MOSCOW—Feb. 17, 1978

Scene: The living room of Grigory and Natalia Rosenstein.

The table dominated the room. It was laden with those special dishes which mark the celebration of the Shabbat in Jewish homes throughout the world.

We numbered 22— six Refusenik couples, the two Rosenstein children, and English, French and American visitors who had been meeting with Refuseniks during the week. Our Jewishness cut across all existing boundaries as we momentarily put aside the oppression, the fright, the frustration, the pain and welcomed the Shabbat with shared hopes and dreams.

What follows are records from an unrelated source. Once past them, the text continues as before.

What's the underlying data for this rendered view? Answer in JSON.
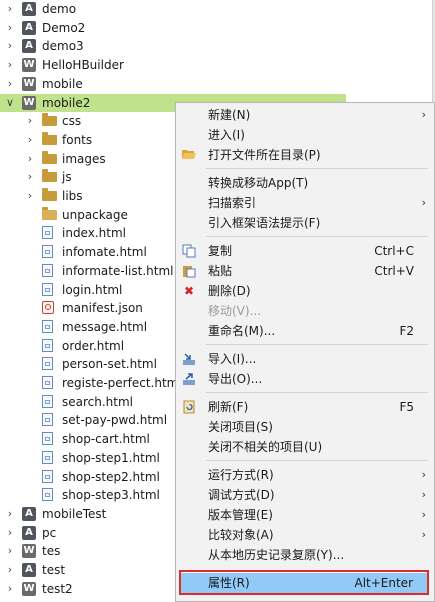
{
  "tree": {
    "items": [
      {
        "label": "demo",
        "kind": "project-a",
        "arrow": "collapsed"
      },
      {
        "label": "Demo2",
        "kind": "project-a",
        "arrow": "collapsed"
      },
      {
        "label": "demo3",
        "kind": "project-a",
        "arrow": "collapsed"
      },
      {
        "label": "HelloHBuilder",
        "kind": "project-w",
        "arrow": "collapsed"
      },
      {
        "label": "mobile",
        "kind": "project-w",
        "arrow": "collapsed"
      },
      {
        "label": "mobile2",
        "kind": "project-w",
        "arrow": "expanded",
        "selected": true
      },
      {
        "label": "css",
        "kind": "folder",
        "arrow": "collapsed"
      },
      {
        "label": "fonts",
        "kind": "folder",
        "arrow": "collapsed"
      },
      {
        "label": "images",
        "kind": "folder",
        "arrow": "collapsed"
      },
      {
        "label": "js",
        "kind": "folder",
        "arrow": "collapsed"
      },
      {
        "label": "libs",
        "kind": "folder",
        "arrow": "collapsed"
      },
      {
        "label": "unpackage",
        "kind": "folder-light",
        "arrow": "none"
      },
      {
        "label": "index.html",
        "kind": "html",
        "arrow": "none"
      },
      {
        "label": "infomate.html",
        "kind": "html",
        "arrow": "none"
      },
      {
        "label": "informate-list.html",
        "kind": "html",
        "arrow": "none"
      },
      {
        "label": "login.html",
        "kind": "html",
        "arrow": "none"
      },
      {
        "label": "manifest.json",
        "kind": "json",
        "arrow": "none"
      },
      {
        "label": "message.html",
        "kind": "html",
        "arrow": "none"
      },
      {
        "label": "order.html",
        "kind": "html",
        "arrow": "none"
      },
      {
        "label": "person-set.html",
        "kind": "html",
        "arrow": "none"
      },
      {
        "label": "registe-perfect.html",
        "kind": "html",
        "arrow": "none"
      },
      {
        "label": "search.html",
        "kind": "html",
        "arrow": "none"
      },
      {
        "label": "set-pay-pwd.html",
        "kind": "html",
        "arrow": "none"
      },
      {
        "label": "shop-cart.html",
        "kind": "html",
        "arrow": "none"
      },
      {
        "label": "shop-step1.html",
        "kind": "html",
        "arrow": "none"
      },
      {
        "label": "shop-step2.html",
        "kind": "html",
        "arrow": "none"
      },
      {
        "label": "shop-step3.html",
        "kind": "html",
        "arrow": "none"
      },
      {
        "label": "mobileTest",
        "kind": "project-a",
        "arrow": "collapsed"
      },
      {
        "label": "pc",
        "kind": "project-a",
        "arrow": "collapsed"
      },
      {
        "label": "tes",
        "kind": "project-w",
        "arrow": "collapsed"
      },
      {
        "label": "test",
        "kind": "project-a",
        "arrow": "collapsed"
      },
      {
        "label": "test2",
        "kind": "project-w",
        "arrow": "collapsed"
      }
    ]
  },
  "menu": {
    "new": {
      "label": "新建(N)"
    },
    "enter": {
      "label": "进入(I)"
    },
    "open_folder": {
      "label": "打开文件所在目录(P)"
    },
    "convert_app": {
      "label": "转换成移动App(T)"
    },
    "scan_index": {
      "label": "扫描索引"
    },
    "framework_hint": {
      "label": "引入框架语法提示(F)"
    },
    "copy": {
      "label": "复制",
      "shortcut": "Ctrl+C"
    },
    "paste": {
      "label": "粘贴",
      "shortcut": "Ctrl+V"
    },
    "delete": {
      "label": "删除(D)"
    },
    "move": {
      "label": "移动(V)..."
    },
    "rename": {
      "label": "重命名(M)...",
      "shortcut": "F2"
    },
    "import": {
      "label": "导入(I)..."
    },
    "export": {
      "label": "导出(O)..."
    },
    "refresh": {
      "label": "刷新(F)",
      "shortcut": "F5"
    },
    "close_project": {
      "label": "关闭项目(S)"
    },
    "close_unrelated": {
      "label": "关闭不相关的项目(U)"
    },
    "run_as": {
      "label": "运行方式(R)"
    },
    "debug_as": {
      "label": "调试方式(D)"
    },
    "version_control": {
      "label": "版本管理(E)"
    },
    "compare": {
      "label": "比较对象(A)"
    },
    "restore_history": {
      "label": "从本地历史记录复原(Y)..."
    },
    "properties": {
      "label": "属性(R)",
      "shortcut": "Alt+Enter"
    }
  },
  "colors": {
    "selection": "#bfe28b",
    "menu_highlight": "#91c9f7",
    "outline": "#e02b2b"
  }
}
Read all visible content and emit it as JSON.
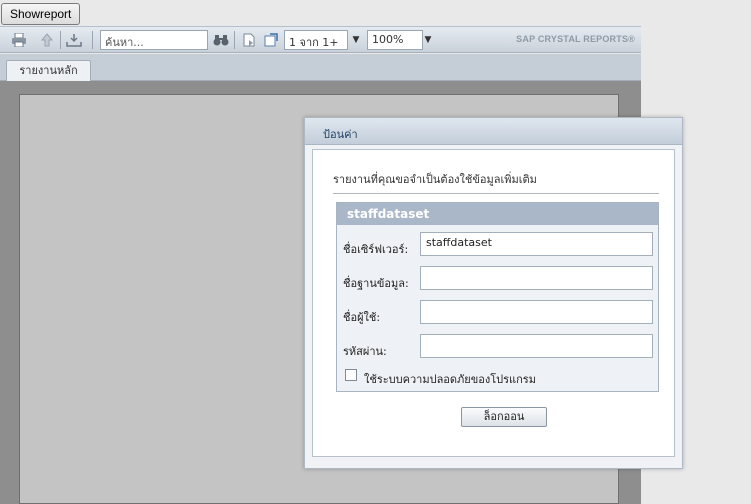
{
  "showreport_label": "Showreport",
  "toolbar": {
    "icons": [
      "printer-icon",
      "upload-icon",
      "export-icon",
      "binoculars-icon",
      "page-icon",
      "refresh-icon"
    ],
    "search_placeholder": "ค้นหา...",
    "page_value": "1 จาก 1+",
    "zoom_value": "100%",
    "brand": "SAP CRYSTAL REPORTS®"
  },
  "tabs": [
    {
      "label": "รายงานหลัก"
    }
  ],
  "dialog": {
    "title": "ป้อนค่า",
    "message": "รายงานที่คุณขอจำเป็นต้องใช้ข้อมูลเพิ่มเติม",
    "group_title": "staffdataset",
    "fields": [
      {
        "label": "ชื่อเซิร์ฟเวอร์:",
        "value": "staffdataset"
      },
      {
        "label": "ชื่อฐานข้อมูล:",
        "value": ""
      },
      {
        "label": "ชื่อผู้ใช้:",
        "value": ""
      },
      {
        "label": "รหัสผ่าน:",
        "value": ""
      }
    ],
    "checkbox_label": "ใช้ระบบความปลอดภัยของโปรแกรม",
    "login_label": "ล็อกออน"
  }
}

I had only that day learned of the existence of the Soviet Jewish Women’s Committee. Its top priority is Jewish culture and the Refusenik children’s general welfare and health (particularly the availability of medicine, even vitamins). [According to the Student Struggle for Soviet Jewry, the Women’s Committee also opened an underground kindergarten in Moscow.]

The committee scheduled a demonstration for March 8, International Women’s Day, at the Lenin Library. [More than 100 KGB agents surrounded the area and attempted to hold the 23 demonstrators. The four women who reached the site of the planned demonstration managed to open their coats and unfurl signs with the message “Let Us Go To Israel,” written in blue and white and a Star of David. KGB agents arrested them, according to the National Council on Soviet Jewry.]

After I returned to the U.S., I attended a national “retreat” of young Jewish leaders in Washington, D.C. I delivered a message from the Women’s Committee asking for support from the West. However the American Jewish organizational structure limits the ability of national boards and committees to undertake direct, quick action. For example, in March, an officer on the National UJA Young Women’s Cabinet told me, “Before we can proceed [with action on behalf of the Women’s committee]… we must clear it.” Half a year later, this officer has not yet gotten back to me.

Meanwhile, the members of the Soviet Jewish Women’s Committee hold to the statement made to me in February: “No persecution shall stop us in our struggle.”